Preparing For A Home InspectionCharles Lewis2020-05-13T15:23:01-07:00
Thank you for selecting Nonprofit Home Inspections for your upcoming home inspection! As a nonprofit 501(c)(3) organization, our goal is to help families and individuals make informed housing decisions by providing detailed, unbiased home inspection services. Please use the information on this page to make sure that your new home is prepared so that you can get as much benefit from your home inspection as possible.
To begin with, please note that by state law, home inspections are non-invasive, visual only inspections of a structure. Basically, that means that home inspectors are only able to inspect what they can see. As such, it’s critical to make sure that important components in a home are accessible on the day of the inspection. Please share this information with your real estate agent and the sellers in order to make the home inspection process go as smoothly as possible.
If the home is occupied, please ask the owner to make sure that personal belongings are not blocking major components that should be inspected. This includes anything that might be blocking access to the the attic / crawlspace, electrical panels, furnace, water heater, etc. In accordance with state law, home inspectors are not allowed to move personal belongings, so keeping these areas free from obstructions will allow the home inspector to fully inspect the home without the added expense and hassle of a re-inspection.
Because of the potential for undisclosed hazards, home inspectors are not allowed to turn on natural gas supply lines, circuit breakers, or water supply lines. Please ask the seller to have all of the utilities turned on and functioning prior to the home inspection. This includes making sure that all pilot lights are lit and operational at the time of the inspection. Having all of the utilities on and functioning is a critical component for insuring that the devices can be properly tested and evaluated during the home inspection.
If you ordered a radon test, you’ll want to make sure that the current occupants keep the home in what the EPA calls “closed home conditions” for the 12 hours prior to the start of the test. That means that normal entry and exit from the home is okay, but doors and windows should not be left wide open. Once the test has started, “closed home conditions” will need to be maintained for a minimum of 48 hours while the equipment is running. These EPA mandated protocols are necessary in order to obtain accurate results from the testing equipment. Leaving a window or door open during the test could skew the results either way and may invalidate the test completely. For more information about our radon tests, you can visit our radon testing page.

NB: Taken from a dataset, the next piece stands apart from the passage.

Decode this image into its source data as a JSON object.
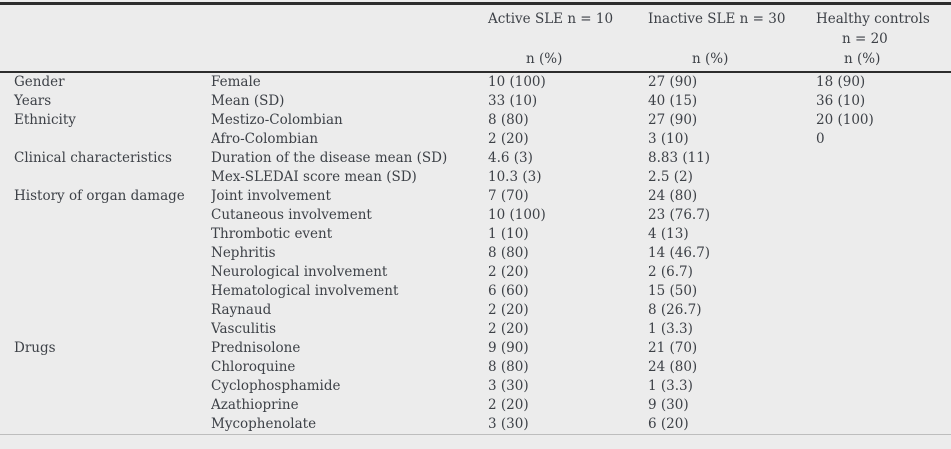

If you have requested a sewer scope as part of your home inspection, please ask the current owner to locate and make accessible the main sewer clean out. Because this clean out can sometimes be buried or frozen shut, asking the current owners to locate and make the clean out accessible may help expedite your sewer scope. If the clean out is frozen shut, as sometimes happens with older homes, the homeowner should have the cap freed prior to the inspection.
The best location to conduct a sewer scope is at an accessible clean out on the exterior of the home or in a basement. This is typically a black ABS cap for newer homes (after early 1970s) or a cast iron cap for older homes (before late 1960s). While not ideal, a clean out may also be present in the crawlspace. If a clean out cannot be found, our inspector may try to access the sewer line through a vent pipe on the roof if it can be done safely. This is more difficult, however, as twists and turns in the vent pipe may make it impossible to push the sewer scope through the venting system.
If there is no accessible clean out and the sewer line cannot be accessed through a vent pipe from the roof, the only options are for a plumber (or the homeowner) to either pull the toilet or to install an accessible clean out. Because many jurisdictions require a licensed plumber for this kind of work, this is not something that can be done by a home inspector. If a toilet is pulled or an accessible clean out installed after an inspection, the inspector can return to do the sewer scope, but a re-inspection fee will be assessed.
If we are unable to access the sewer line through a clean out or vent pipe, we will not charge for the sewer scope and will refund all of the sewer scope fees. Having an accessible clean out ready on the day of the inspection, however, will allow your inspector to conduct the sewer scope on the day of the inspection, saving both time and money.
If you have already been to the house and have specific concerns you would like addressed, please let your inspector know as soon as possible. We will make sure to spend additional time making sure all of your questions and concerns about your new home are addressed. Please feel free to email or call your inspector in advance if you won’t be at the home on the day of the inspection. Making a list of concerns you would like addressed is a great way to put your mind at ease and to help you make better informed housing decisions.